The leader of the excavation, archaeologist Daniele Morandi Bonacossi, and one of the panels of Assyrian carvings unearthed in the northern Kurdistan region of Iraq.
Stunning ancient rock carvings that portray an Assyrian king paying homage to his gods amid a procession of mythical animals have been unearthed in the Kurdistan region in the north of Iraq, after being hidden for several years to prevent damage by the Islamic State militant group (ISIS).
The Assyrian carvings, which are almost 3,000 years old, were uncovered late last year by Italian and Iraqi archaeologists in the Faida district, south of the city of Duhok, about 300 miles (480 kilometers) north of Baghdad, according to the University of Udine in Italy.
It’s the first time in almost 200 years that any comparable Assyrian rock carvings have been found, and the discovery is thought to highlight an ancient period of expansion in the Assyrian Empire.
With the exception of the carvings at the archaeological site of Khinnis, discovered near the city of Mosul in 1845, “there is no other Assyrian rock art complex that can be compared with Faida,” said archaeologist Daniele Morandi Bonacossi of the University of Udine.
Morandi Bonacossi leads the excavations at Faida for the university’s Land of Nineveh Archaeological Project, in collaboration with archaeologists from the Duhok Directorate of Antiquities led by Hassan Ahmed Qasim.
The carvings were first seen in the 1970s, and surveys of the site began in 2012, he said. But the archaeological work had to be abandoned and hidden when ISIS became active in the region and captured nearby Mosul in 2014.
As a result, archaeologists were only able to return and start a full scientific excavation of the site in 2019, after ISIS was driven out of the region, he said.
Procession of gods
So far, the archaeologists have unearthed 10 panels of intricate carvings in bedrock above what was once an ancient canal. Like the famous Assyrian carvings at Khinnis, these are sculpted as reliefs, with the prominent figures raised from a solid background.

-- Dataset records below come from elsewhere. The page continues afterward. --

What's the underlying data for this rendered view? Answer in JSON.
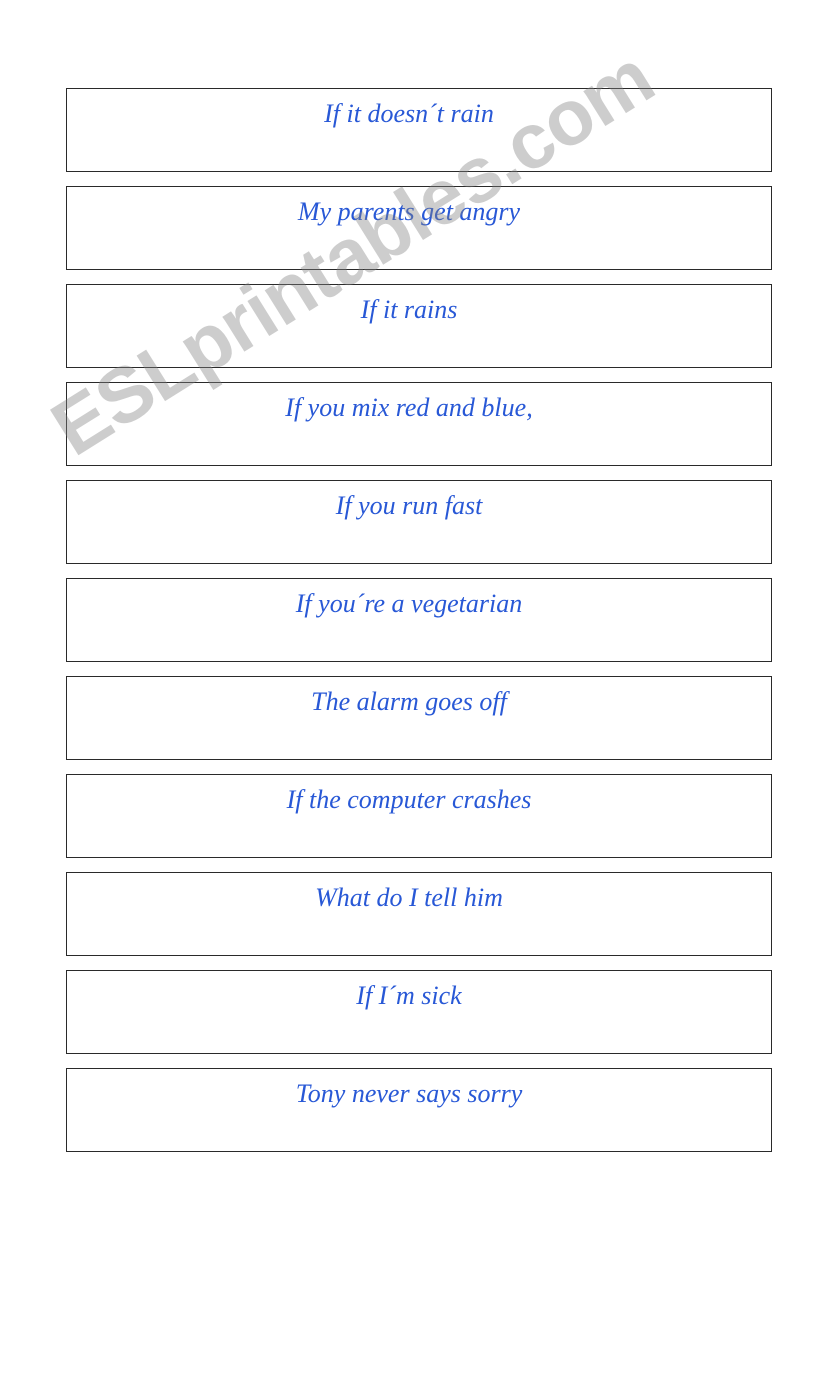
{
  "items": [
    "If it doesn´t rain",
    "My parents get angry",
    "If it rains",
    "If you mix red and blue,",
    "If you run fast",
    "If you´re a vegetarian",
    "The alarm goes off",
    "If the computer crashes",
    "What do I tell him",
    "If I´m sick",
    "Tony never says sorry"
  ],
  "watermark": "ESLprintables.com"
}
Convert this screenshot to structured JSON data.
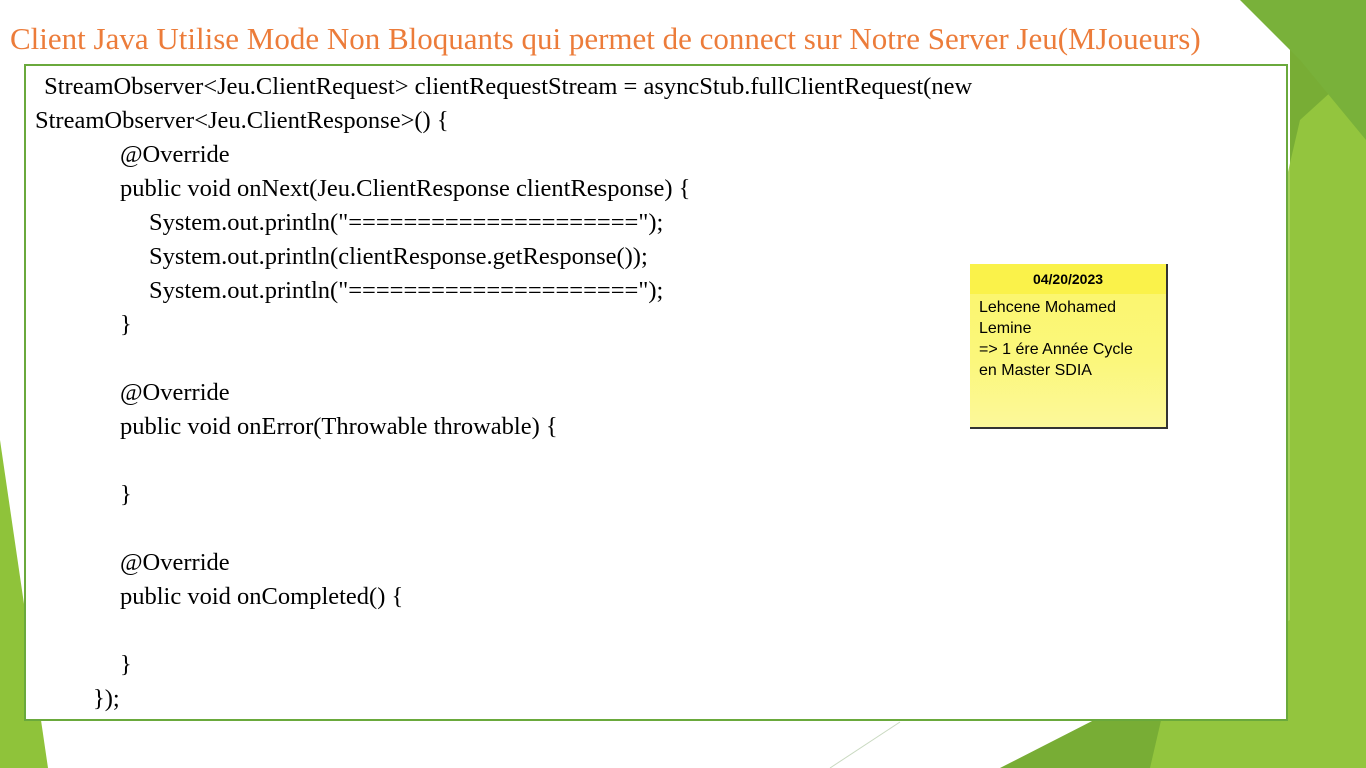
{
  "slide": {
    "title": "Client Java Utilise Mode Non Bloquants qui permet de connect sur Notre Server Jeu(MJoueurs)",
    "colors": {
      "title": "#ec7c3a",
      "accent_green": "#8fc33a",
      "frame_border": "#6aa93c",
      "note_yellow": "#fbf66a"
    }
  },
  "code": {
    "lines": [
      " StreamObserver<Jeu.ClientRequest> clientRequestStream = asyncStub.fullClientRequest(new",
      "StreamObserver<Jeu.ClientResponse>() {",
      "@Override",
      "public void onNext(Jeu.ClientResponse clientResponse) {",
      "System.out.println(\"=====================\");",
      "System.out.println(clientResponse.getResponse());",
      "System.out.println(\"=====================\");",
      "}",
      "@Override",
      "public void onError(Throwable throwable) {",
      "}",
      "@Override",
      "public void onCompleted() {",
      "}",
      "});"
    ]
  },
  "sticky_note": {
    "date": "04/20/2023",
    "lines": [
      "Lehcene Mohamed",
      "Lemine",
      "=> 1 ére Année Cycle",
      "en Master SDIA"
    ]
  }
}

Built during the eighth century B.C., the 4-mile-long (6.5 km) canal carried water to farmland in the Faida district, but it was filled in long ago.
“It is highly probable that more reliefs and perhaps also monumental celebratory cuneiform inscriptions are still buried under the soil debris that filled the Faida canal,” Morandi Bonacossi told Live Science.
Each panel shows a procession of the seven main ancient Assyrian gods and goddesses, who are standing or sitting atop striding dragons, lions, bulls and horses.
“The deities can be identified as Ashur, the main Assyrian god, on a dragon and a horned lion; his wife Mullissu sitting on a decorated throne supported by a lion; [and] the moon god Sin on a horned lion,” he said.
The procession also shows the Assyrian god of wisdom mounted on a dragon, the sun god Shamash on a horse, the weather god Adad on a horned lion and a bull, and Ishtar, the goddess of love and war, on a lion.
All the gods and goddesses are facing in the direction of the water that would have been flowing in the canal beneath them, he said.
The Assyrian king Sargon — a namesake of the much earlier Mesopotamian king Sargon the Great — appears twice in each of the carved panels, once at each end, he said.
Water empire
Morandi Bonacossi said that the Faida canal appears to have been built by Assyrian king Sargon for local irrigation, but it became part of a much larger canal network established by Sennacherib.
Sargon, who ruled from 722 B.C. until 705 B.C., is mentioned in the Hebrew Bible, where he is said to have defeated the Kingdom of Israel in an invasion. He was the father of his successor Sennacherib, who ruled until 681 B.C. and rebuilt the ancient city of Nineveh alongside the Tigris River, on the outskirts of modern Mosul.
Sennacherib’s canals transformed the core regions of the Assyrian Empire from relatively dry farms into highly productive irrigation agricultural areas.
“These irrigation networks with their associated monuments were part of highly structured, centrally planned and elite-sponsored programs that engineered the landscape of the Assyrian core,” he said.
Vandalism, looting and urban expansion — including the construction of a modern aqueduct nearby — now threaten the Faida archaeological site; it is now the subject of a salvage project to document the carvings, protect them and create an archaeological park nearby.